Cast: Adèle Exarchopoulos (Adèle), Léa Seydoux (Emma)
Director: Abdellatif Kechiche
We believe Adèle’s emotions because they are spoken through her eyes. She may not say much, and she may keep a lot to herself, but her big hazel eyes are as expressive as the painterly strokes in a Monet canvas. Adèle is a young teenager full of life and creativity. She enjoys a good book and she believes in love, not necessarily in the cute tale of the couple that lives happily ever after, but in the passionate, mad, irrational and uncontrollable kind of love that has led to wars, murders and impressive heroics throughout human history.
As faith would have it, Adèle meets Emma, and so begins a story of love at first sight, where two strangers (two women in case you are wondering) share an inexplicable bond that holds them together. If you have ever had such a meeting of body and mind, then you know that it is unforgettable and rare, and that after it happens, it may either leave you destroyed and in tears, or happy and smiling uncontrollably, unable to think of anything else. All of these feelings compound when it is a story of first love too. For Adèle, who is only a junior in high school, Emma is the first person she has fallen for, and for that reason alone, it will be the relationship she will inevitably use to measure the rest of the relationships she ever has.

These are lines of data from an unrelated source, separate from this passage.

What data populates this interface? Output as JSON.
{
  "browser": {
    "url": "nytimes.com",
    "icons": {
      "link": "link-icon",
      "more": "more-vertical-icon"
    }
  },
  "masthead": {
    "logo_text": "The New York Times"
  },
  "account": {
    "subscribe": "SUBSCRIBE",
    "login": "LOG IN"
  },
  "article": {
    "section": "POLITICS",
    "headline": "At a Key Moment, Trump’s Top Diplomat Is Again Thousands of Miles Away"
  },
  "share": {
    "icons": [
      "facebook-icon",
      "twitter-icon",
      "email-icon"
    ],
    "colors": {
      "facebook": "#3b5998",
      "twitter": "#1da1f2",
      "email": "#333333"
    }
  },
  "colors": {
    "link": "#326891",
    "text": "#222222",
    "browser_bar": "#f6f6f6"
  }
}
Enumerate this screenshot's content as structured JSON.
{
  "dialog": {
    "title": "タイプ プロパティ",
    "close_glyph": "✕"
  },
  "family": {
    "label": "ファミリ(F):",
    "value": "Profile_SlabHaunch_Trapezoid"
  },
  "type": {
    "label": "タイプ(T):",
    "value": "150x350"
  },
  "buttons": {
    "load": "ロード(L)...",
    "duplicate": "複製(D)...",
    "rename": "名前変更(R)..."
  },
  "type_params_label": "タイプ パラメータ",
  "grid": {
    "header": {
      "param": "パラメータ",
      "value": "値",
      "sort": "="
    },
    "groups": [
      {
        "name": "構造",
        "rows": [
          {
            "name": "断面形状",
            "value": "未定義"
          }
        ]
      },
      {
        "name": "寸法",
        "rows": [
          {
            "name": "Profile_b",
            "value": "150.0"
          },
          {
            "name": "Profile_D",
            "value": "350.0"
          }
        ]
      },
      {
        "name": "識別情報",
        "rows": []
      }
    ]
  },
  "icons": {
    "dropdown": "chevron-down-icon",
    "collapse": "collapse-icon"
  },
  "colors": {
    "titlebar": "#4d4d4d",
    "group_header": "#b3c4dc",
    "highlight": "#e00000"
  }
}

Blue is the Warmest Color takes its time to set up the story of Adele and Emma though. For the first 30 to 40 minutes, we get to know Adèle, the high school girl with a passion for books, surrounded by a bunch of loud-mouthed friends whose only goal is to set her up with a boyfriend. Due to peer pressure and her own curiosity she ends up giving in. She exchanges a few words on the bus with a guy from school, they laugh and they have a nice enough conversation, which leads to a second date. Even though she tries to feel something deeper, Adèle can’t seem to shake off the sense that she is pretending and not really enjoying herself all that much. Instead, she thinks of a girl with bright blue hair that she peeked at as she crossed a Parisian street. It is those two or three seconds that remain in her head instead of the long evening she spent with a young handsome man.
Blue is the Warmest Color spends a considerable amount of time obsessing about details. The camera follows Adèle almost zealously. It remains in front of her, rarely shying away, concentrated and focused on her every look and mannerism. The young actress of the same name does a stupendous job to not only demand and hold our attention, but to present her feelings so naturally and eloquently without saying much in the way of words. Much like Emma draws and paints and sketches her muse, capturing her every line and every feature, director Abdellatif Kechiche does the same in an attempt to get at what is underneath such a naturally beautiful façade.
Despite its disinterest with Hollywoodesque romantic conventions, Blue is the Warmest Color is occasionally self-aware of its own plot destiny, dropping hints that may prepare viewers for what is to come. However, the times that it does fall for convention, it does so with such subtlety that it does not appear obvious until it is analyzed in retrospect.
For most its running time, Blue is the Warmest Color remains engaging and intriguing, mixing moments of youthful energy with quieter ones. There are innocent parties full of dance music, where we watch Adèle singing and dancing without a care in the world, still the little girl who lives with her parents. At other moments, there is also the sexually active Adèle who explores her passions and her desires without shame. While the film is more about first love than anything else, it is also interested in the idea of growing up, and transitioning from a world where girls secretly talk about boys at lunch time, to one where they sleep with them and explore their sexual desires.
Eventually, Blue is the Warmest Color reveals all that it has to reveal, showing that this is a relationship that does not hold a secret mystery or peculiarity aside from being one between two women. We learn that no matter how powerful the love may be between these two, relationships always end up facing similar difficulties, and that it is up to the maturity, the loyalty and the willingness of each person to make it work. Like the film, a love story is only as good as it lasts.